Why does no one write or submit any articles anymore about something else? …Oh wait. Everyone is busy complaining about too many ubuntu news on osnews articles they are about to ignore.
“Why does no one write or submit any articles anymore about something else? …Oh wait. Everyone is busy complaining about too many ubuntu news on osnews articles they are about to ignore. ”
I do agree that complaining doesnt help much. But as easy as it is to submit news here as hard is it to get them to show it. Unless ofcause you submit something about everyones favorite toy atm…
Mom can I eat another uburguer ?
hey…there is another in Submit News” – The Perfect Desktop – Ubuntu 7.04 Feisty Fawn.
Mom tell me this is not true!!!
I see many ubuntu haters here. Why? because its got popular and rivals all distro’s in popularity?
shockingly even some ubuntu users too are hating ubuntunews.
Is this something to do with threat brought by ubuntu on privileged user using a leet linux distro that not many win users know? if thats the reason then simply ignore all ubuntu posts on internet and stop trolling. if you think this is ubuntu’s popularity at its best, then thing again. after a year it will be ten times more.
“Posting from windows xp media center edition, almost Full time Linux user who has Opensuse 10.2 installed on dual boot but suggests Ubuntu to new linux users”
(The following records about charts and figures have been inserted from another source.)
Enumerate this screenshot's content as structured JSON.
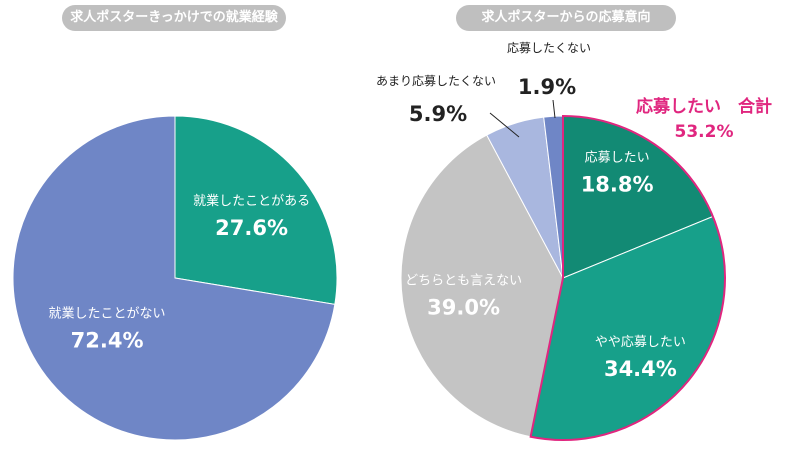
{
  "chart_data": [
    {
      "type": "pie",
      "title": "求人ポスターきっかけでの就業経験",
      "slices": [
        {
          "label": "就業したことがある",
          "value": 27.6,
          "value_label": "27.6%",
          "color": "#17a08a"
        },
        {
          "label": "就業したことがない",
          "value": 72.4,
          "value_label": "72.4%",
          "color": "#6f86c6"
        }
      ]
    },
    {
      "type": "pie",
      "title": "求人ポスターからの応募意向",
      "slices": [
        {
          "label": "応募したい",
          "value": 18.8,
          "value_label": "18.8%",
          "color": "#128a74"
        },
        {
          "label": "やや応募したい",
          "value": 34.4,
          "value_label": "34.4%",
          "color": "#17a08a"
        },
        {
          "label": "どちらとも言えない",
          "value": 39.0,
          "value_label": "39.0%",
          "color": "#c4c4c4"
        },
        {
          "label": "あまり応募したくない",
          "value": 5.9,
          "value_label": "5.9%",
          "color": "#a9b7df"
        },
        {
          "label": "応募したくない",
          "value": 1.9,
          "value_label": "1.9%",
          "color": "#6f86c6"
        }
      ],
      "annotation": {
        "title": "応募したい　合計",
        "value": "53.2%",
        "color": "#e0267f"
      }
    }
  ]
}
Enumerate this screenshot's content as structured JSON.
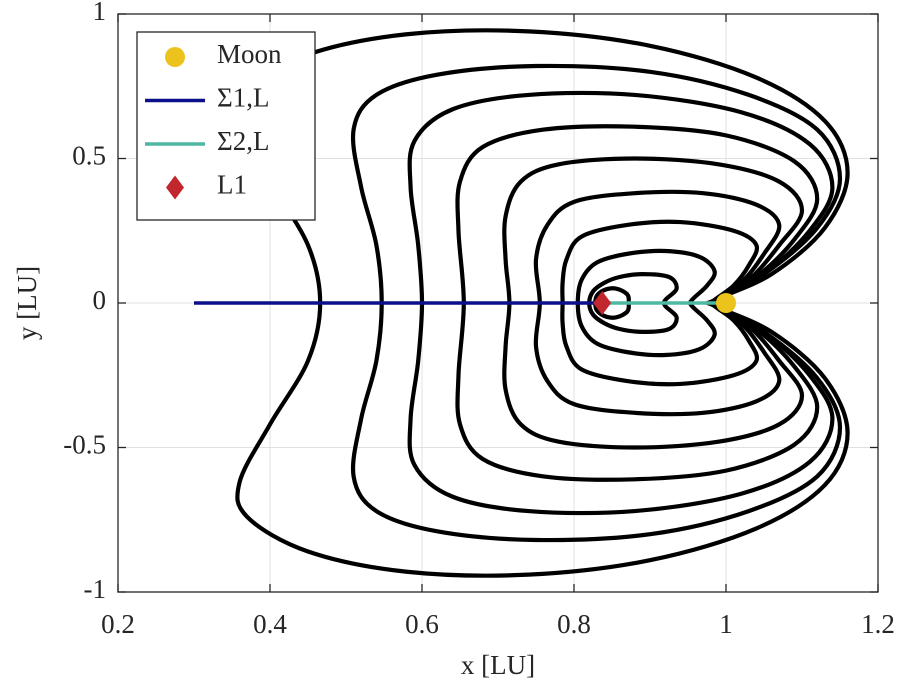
{
  "chart_data": {
    "type": "line",
    "xlabel": "x [LU]",
    "ylabel": "y [LU]",
    "xlim": [
      0.2,
      1.2
    ],
    "ylim": [
      -1,
      1
    ],
    "xticks": [
      0.2,
      0.4,
      0.6,
      0.8,
      1,
      1.2
    ],
    "yticks": [
      -1,
      -0.5,
      0,
      0.5,
      1
    ],
    "grid": true,
    "legend": "northwest",
    "series": [
      {
        "color": "#000000",
        "closed": true,
        "x": [
          0.985,
          1.06,
          1.13,
          1.16,
          1.13,
          1.04,
          0.9,
          0.74,
          0.58,
          0.45,
          0.37,
          0.36,
          0.4,
          0.45,
          0.466,
          0.45,
          0.4,
          0.36,
          0.37,
          0.45,
          0.58,
          0.74,
          0.9,
          1.04,
          1.13,
          1.16,
          1.13,
          1.06,
          0.985
        ],
        "values": [
          0.01,
          0.1,
          0.26,
          0.45,
          0.63,
          0.78,
          0.89,
          0.94,
          0.93,
          0.86,
          0.74,
          0.62,
          0.42,
          0.2,
          0,
          -0.2,
          -0.42,
          -0.62,
          -0.74,
          -0.86,
          -0.93,
          -0.94,
          -0.89,
          -0.78,
          -0.63,
          -0.45,
          -0.26,
          -0.1,
          -0.01
        ]
      },
      {
        "color": "#000000",
        "closed": true,
        "x": [
          0.985,
          1.05,
          1.12,
          1.15,
          1.12,
          1.03,
          0.9,
          0.75,
          0.62,
          0.54,
          0.51,
          0.52,
          0.54,
          0.547,
          0.54,
          0.52,
          0.51,
          0.54,
          0.62,
          0.75,
          0.9,
          1.03,
          1.12,
          1.15,
          1.12,
          1.05,
          0.985
        ],
        "values": [
          0.01,
          0.1,
          0.26,
          0.43,
          0.6,
          0.72,
          0.8,
          0.82,
          0.79,
          0.72,
          0.6,
          0.4,
          0.2,
          0,
          -0.2,
          -0.4,
          -0.6,
          -0.72,
          -0.79,
          -0.82,
          -0.8,
          -0.72,
          -0.6,
          -0.43,
          -0.26,
          -0.1,
          -0.01
        ]
      },
      {
        "color": "#000000",
        "closed": true,
        "x": [
          0.985,
          1.05,
          1.11,
          1.14,
          1.11,
          1.02,
          0.88,
          0.74,
          0.64,
          0.59,
          0.585,
          0.595,
          0.6,
          0.595,
          0.585,
          0.59,
          0.64,
          0.74,
          0.88,
          1.02,
          1.11,
          1.14,
          1.11,
          1.05,
          0.985
        ],
        "values": [
          0.01,
          0.1,
          0.25,
          0.4,
          0.55,
          0.66,
          0.72,
          0.72,
          0.67,
          0.56,
          0.4,
          0.2,
          0,
          -0.2,
          -0.4,
          -0.56,
          -0.67,
          -0.72,
          -0.72,
          -0.66,
          -0.55,
          -0.4,
          -0.25,
          -0.1,
          -0.01
        ]
      },
      {
        "color": "#000000",
        "closed": true,
        "x": [
          0.985,
          1.04,
          1.09,
          1.12,
          1.09,
          1.0,
          0.88,
          0.76,
          0.68,
          0.65,
          0.648,
          0.655,
          0.648,
          0.65,
          0.68,
          0.76,
          0.88,
          1.0,
          1.09,
          1.12,
          1.09,
          1.04,
          0.985
        ],
        "values": [
          0.01,
          0.09,
          0.22,
          0.36,
          0.49,
          0.58,
          0.61,
          0.6,
          0.54,
          0.42,
          0.25,
          0,
          -0.25,
          -0.42,
          -0.54,
          -0.6,
          -0.61,
          -0.58,
          -0.49,
          -0.36,
          -0.22,
          -0.09,
          -0.01
        ]
      },
      {
        "color": "#000000",
        "closed": true,
        "x": [
          0.985,
          1.03,
          1.07,
          1.1,
          1.07,
          0.99,
          0.88,
          0.78,
          0.73,
          0.71,
          0.71,
          0.715,
          0.71,
          0.71,
          0.73,
          0.78,
          0.88,
          0.99,
          1.07,
          1.1,
          1.07,
          1.03,
          0.985
        ],
        "values": [
          0.01,
          0.08,
          0.2,
          0.32,
          0.42,
          0.48,
          0.5,
          0.48,
          0.42,
          0.3,
          0.15,
          0,
          -0.15,
          -0.3,
          -0.42,
          -0.48,
          -0.5,
          -0.48,
          -0.42,
          -0.32,
          -0.2,
          -0.08,
          -0.01
        ]
      },
      {
        "color": "#000000",
        "closed": true,
        "x": [
          0.985,
          1.02,
          1.05,
          1.07,
          1.04,
          0.97,
          0.88,
          0.8,
          0.765,
          0.75,
          0.755,
          0.75,
          0.765,
          0.8,
          0.88,
          0.97,
          1.04,
          1.07,
          1.05,
          1.02,
          0.985
        ],
        "values": [
          0.01,
          0.07,
          0.17,
          0.27,
          0.34,
          0.38,
          0.38,
          0.35,
          0.27,
          0.15,
          0,
          -0.15,
          -0.27,
          -0.35,
          -0.38,
          -0.38,
          -0.34,
          -0.27,
          -0.17,
          -0.07,
          -0.01
        ]
      },
      {
        "color": "#000000",
        "closed": true,
        "x": [
          0.985,
          1.01,
          1.03,
          1.04,
          1.01,
          0.94,
          0.87,
          0.81,
          0.79,
          0.785,
          0.785,
          0.785,
          0.79,
          0.81,
          0.87,
          0.94,
          1.01,
          1.04,
          1.03,
          1.01,
          0.985
        ],
        "values": [
          0.01,
          0.06,
          0.13,
          0.2,
          0.25,
          0.28,
          0.27,
          0.23,
          0.15,
          0.07,
          0,
          -0.07,
          -0.15,
          -0.23,
          -0.27,
          -0.28,
          -0.25,
          -0.2,
          -0.13,
          -0.06,
          -0.01
        ]
      },
      {
        "color": "#000000",
        "closed": true,
        "x": [
          0.955,
          0.975,
          0.985,
          0.965,
          0.92,
          0.87,
          0.83,
          0.81,
          0.805,
          0.81,
          0.83,
          0.87,
          0.92,
          0.965,
          0.985,
          0.975,
          0.955
        ],
        "values": [
          0.01,
          0.06,
          0.11,
          0.16,
          0.18,
          0.17,
          0.14,
          0.08,
          0,
          -0.08,
          -0.14,
          -0.17,
          -0.18,
          -0.16,
          -0.11,
          -0.06,
          -0.01
        ]
      },
      {
        "color": "#000000",
        "closed": true,
        "x": [
          0.92,
          0.935,
          0.925,
          0.89,
          0.86,
          0.84,
          0.825,
          0.82,
          0.825,
          0.84,
          0.86,
          0.89,
          0.925,
          0.935,
          0.92
        ],
        "values": [
          0.01,
          0.05,
          0.09,
          0.1,
          0.09,
          0.07,
          0.04,
          0,
          -0.04,
          -0.07,
          -0.09,
          -0.1,
          -0.09,
          -0.05,
          -0.01
        ]
      },
      {
        "color": "#000000",
        "closed": true,
        "x": [
          0.872,
          0.87,
          0.855,
          0.84,
          0.83,
          0.828,
          0.83,
          0.84,
          0.855,
          0.87
        ],
        "values": [
          0,
          0.03,
          0.05,
          0.045,
          0.025,
          0,
          -0.025,
          -0.045,
          -0.05,
          -0.03
        ]
      },
      {
        "name": "Σ1,L",
        "color": "#0b0f8c",
        "x": [
          0.3,
          0.837
        ],
        "values": [
          0,
          0
        ]
      },
      {
        "name": "Σ2,L",
        "color": "#4fb8a3",
        "x": [
          0.837,
          1
        ],
        "values": [
          0,
          0
        ]
      },
      {
        "name": "Moon",
        "color": "#ecc31c",
        "marker": "circle",
        "x": [
          1
        ],
        "values": [
          0
        ]
      },
      {
        "name": "L1",
        "color": "#c1272d",
        "marker": "diamond",
        "x": [
          0.837
        ],
        "values": [
          0
        ]
      }
    ]
  }
}
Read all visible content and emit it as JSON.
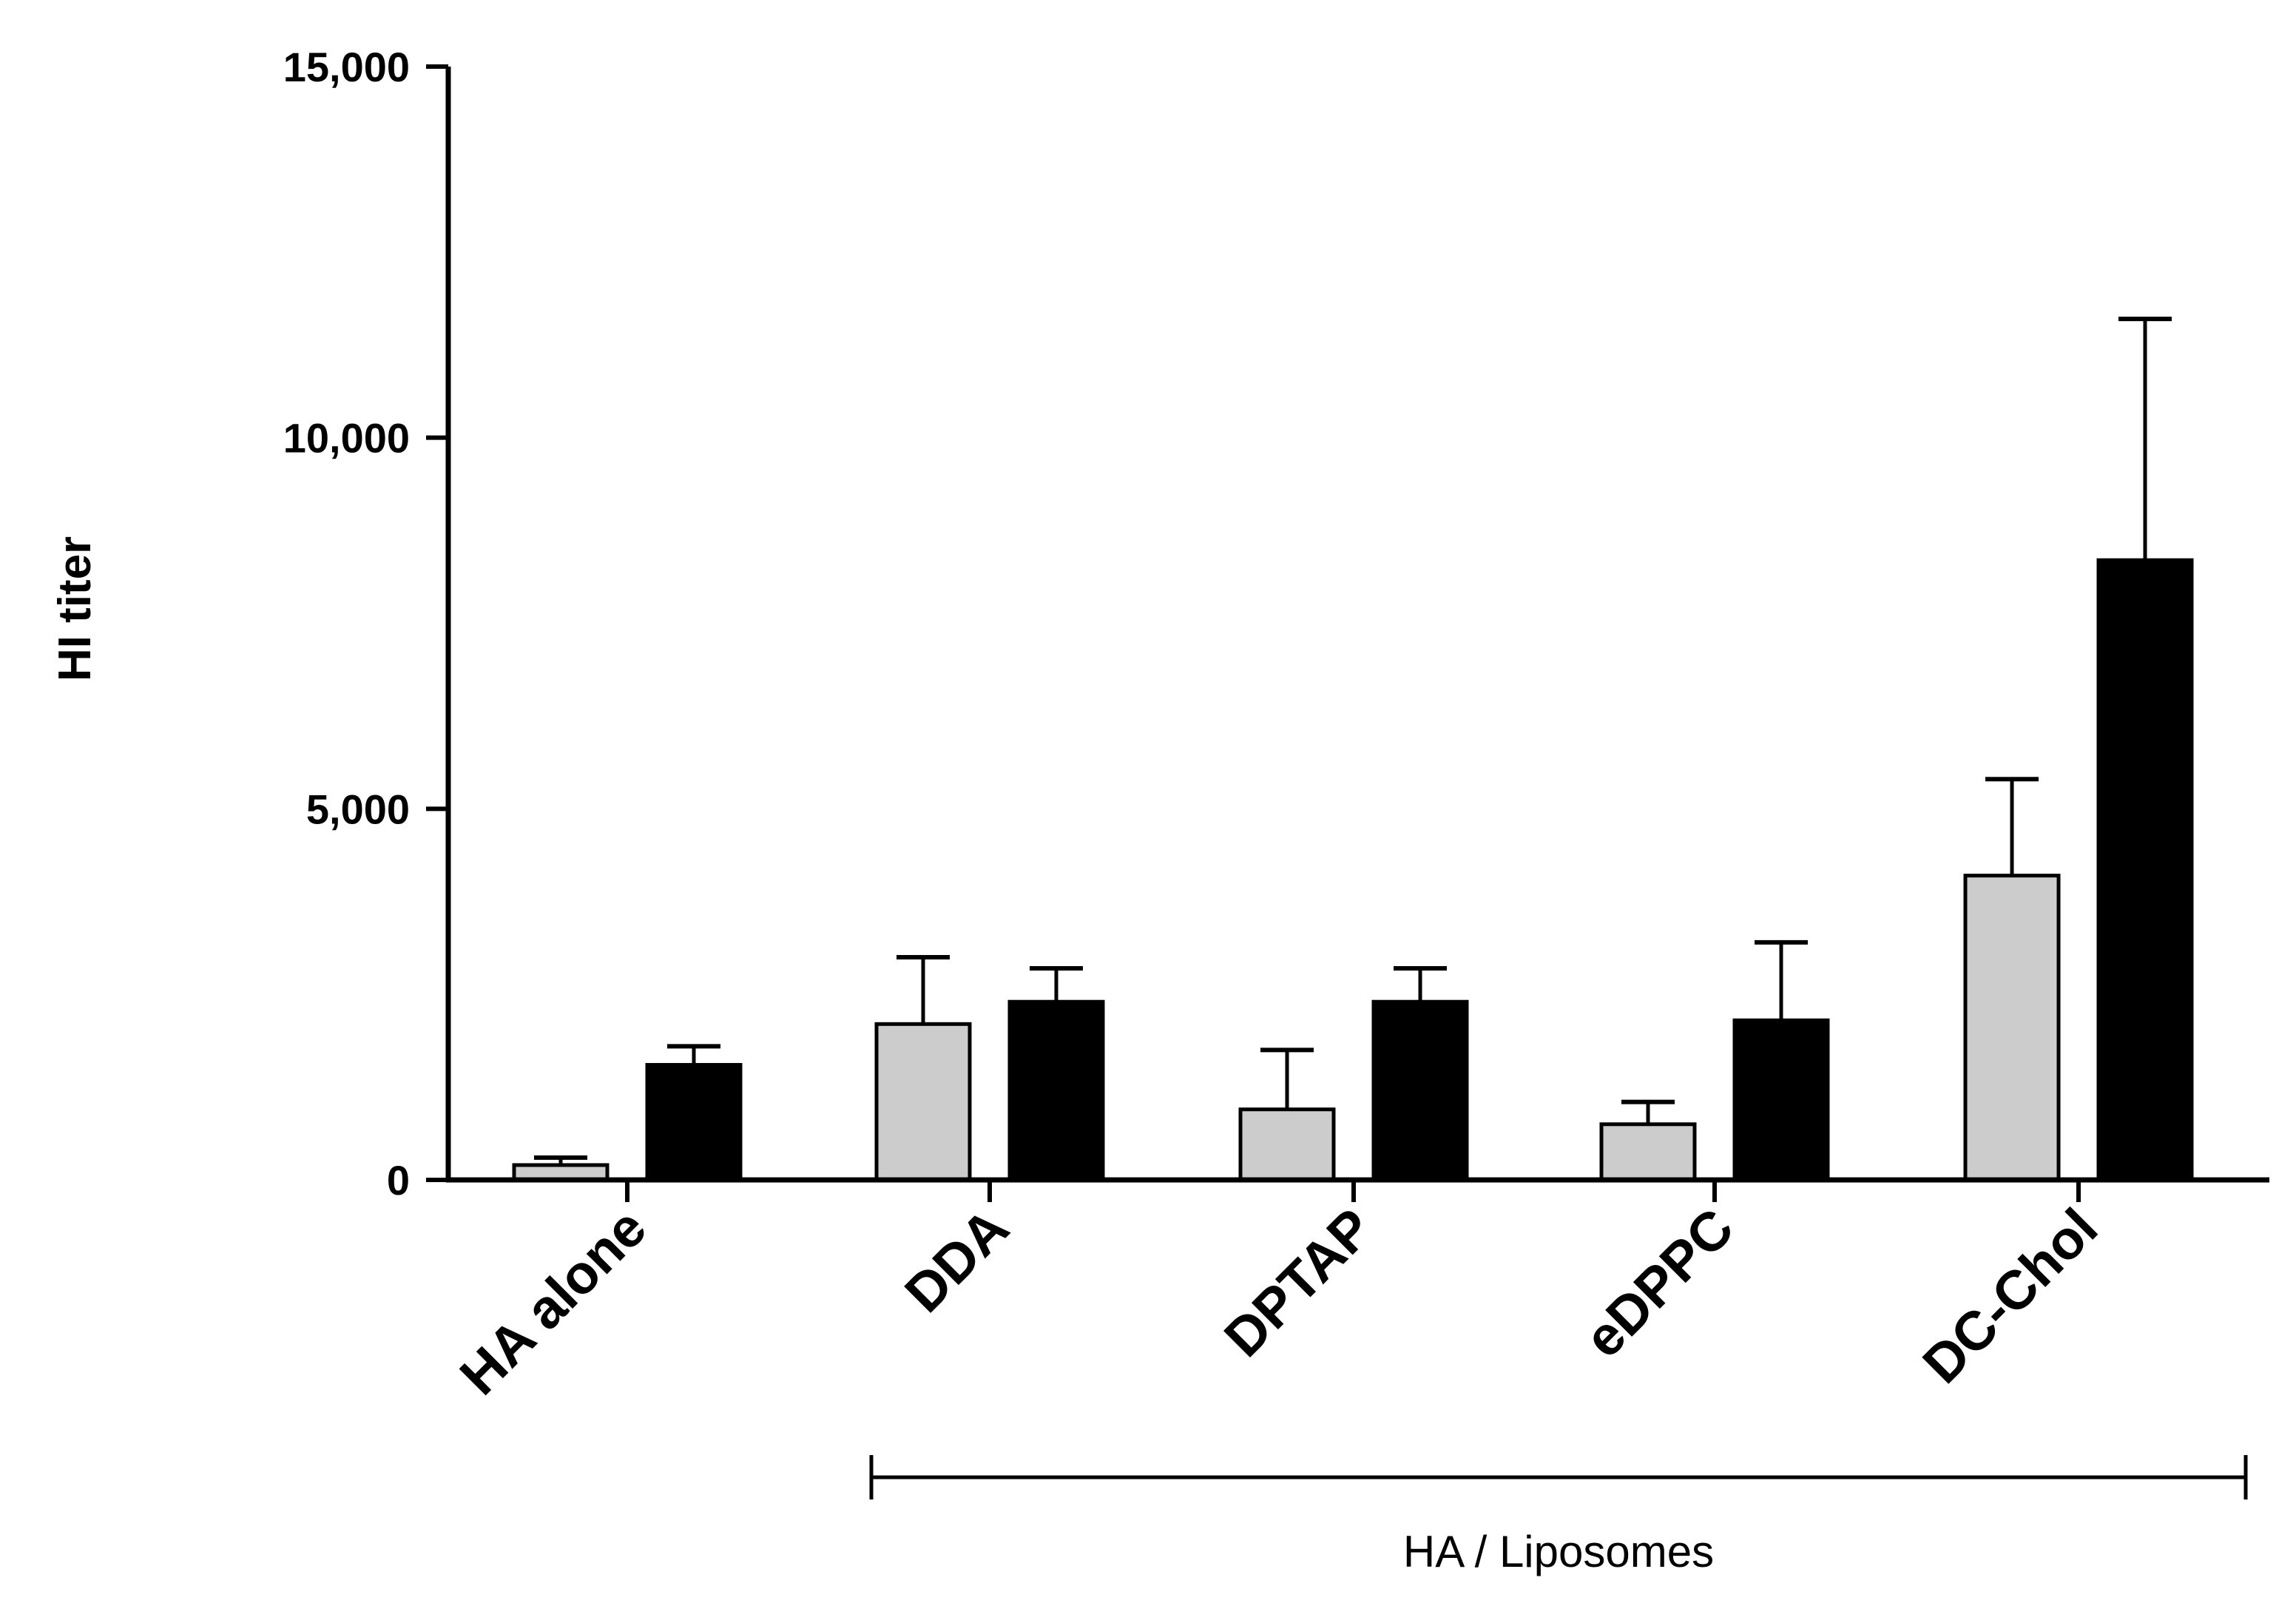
{
  "chart_data": {
    "type": "bar",
    "title": "",
    "xlabel": "",
    "ylabel": "HI titer",
    "ylim": [
      0,
      15000
    ],
    "yticks": [
      0,
      5000,
      10000,
      15000
    ],
    "ytick_labels": [
      "0",
      "5,000",
      "10,000",
      "15,000"
    ],
    "categories": [
      "HA alone",
      "DDA",
      "DPTAP",
      "eDPPC",
      "DC-Chol"
    ],
    "series": [
      {
        "color": "#cccccc",
        "values": [
          200,
          2100,
          950,
          750,
          4100
        ],
        "errors": [
          100,
          900,
          800,
          300,
          1300
        ]
      },
      {
        "color": "#000000",
        "values": [
          1550,
          2400,
          2400,
          2150,
          8350
        ],
        "errors": [
          250,
          450,
          450,
          1050,
          3250
        ]
      }
    ],
    "grid": false,
    "legend": "none",
    "group_annotation": {
      "label": "HA / Liposomes",
      "categories": [
        "DDA",
        "DPTAP",
        "eDPPC",
        "DC-Chol"
      ]
    }
  }
}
I think you’re not getting the picture either. News about Ubuntu ? Ok. This one, and many other ones are not “news”, not even close to it, just writings for newbies at most. And there are heck of a lot of them. And no, we wouldn’t have trouble if they were kept on http://www.ubuntunews.info/ and such, but they somehow keep landing here
When I have some minutes/hour to spare and take a round on the sites I usually visit and see such useless crap, well, that usually ends in me not visiting since it’s a waste of time. Now hopefully you get my picture
I love tips and tricks articles that deal with linux and or unix in general.Arguably ubuntu is what most beginning linux users seem to favor.So it’s not that awkward seeing the name ubuntu popup every now and then.
Instead of a hostile position against any article to many one should consider in my opinion it’s still a linux distribution.And if ubuntu brings more people to the wonderfull rich land of Open Source so be it.